As to the FISA court, it (and the FISCR) should be considered as just another Circuit. They don’t have to follow the decisions of another Circuit’s courts – trial or appellate. (It’s not quite as clear as that, but the reasons why are pretty arcane and not worth going into.) But, they can allow themselves to be “instructed” by them.
That leads into the concept of “judicial notice”. That’s a rule in which courts “take notice” of certain facts: that water is wet, that rain falls and does not rise, and the like. Facts which are the subject of judicial notice are facts which are not reasonably susceptible of dispute.
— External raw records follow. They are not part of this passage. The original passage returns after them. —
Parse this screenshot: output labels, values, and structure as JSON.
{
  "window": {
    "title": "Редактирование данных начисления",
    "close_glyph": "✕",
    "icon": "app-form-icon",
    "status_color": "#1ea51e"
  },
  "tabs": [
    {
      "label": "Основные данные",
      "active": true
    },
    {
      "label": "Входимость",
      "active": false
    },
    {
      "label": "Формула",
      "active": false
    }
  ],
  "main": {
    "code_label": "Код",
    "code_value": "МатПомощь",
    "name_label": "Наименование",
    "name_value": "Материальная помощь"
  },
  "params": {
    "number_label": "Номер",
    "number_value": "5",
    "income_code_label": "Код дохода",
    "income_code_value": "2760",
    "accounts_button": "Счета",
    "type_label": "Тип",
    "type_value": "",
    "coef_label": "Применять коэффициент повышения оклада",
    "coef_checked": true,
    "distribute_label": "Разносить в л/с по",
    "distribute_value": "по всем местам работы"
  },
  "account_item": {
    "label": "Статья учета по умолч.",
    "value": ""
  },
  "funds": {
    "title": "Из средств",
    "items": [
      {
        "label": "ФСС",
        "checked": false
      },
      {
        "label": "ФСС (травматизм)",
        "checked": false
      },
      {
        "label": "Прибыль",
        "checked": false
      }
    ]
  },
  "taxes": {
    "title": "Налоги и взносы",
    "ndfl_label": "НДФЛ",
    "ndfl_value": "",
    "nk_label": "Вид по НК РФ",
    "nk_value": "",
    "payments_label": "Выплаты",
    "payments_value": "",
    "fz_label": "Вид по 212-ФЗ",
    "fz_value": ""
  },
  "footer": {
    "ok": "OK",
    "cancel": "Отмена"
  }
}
The proceedings and adjudications of other courts are that kind of facts. There are some circumstances in which the court being asked to take notice is required to do so, and some in which it may, but does not have to. Decisions which are “instructive” – like the Second Circuit’s decision here would be to the FISA court – they can, but don’t have to, take notice.
Judicial notice, in this context, brings up the concept of “comity”. That means, in so many words, courts getting along with each other by recognizing the others’ decisions and promoting uniformity of the law across jurisdictions. Will the FISA court be bound by the Second Circuit? No. Will it respect and follow it? Probably.
I hope this helps.
quote”Judicial notice, in this context, brings up the concept of “comedy”.”unquote
There. Fixed it.
But thank you for your succinct explanation anyway, scribe.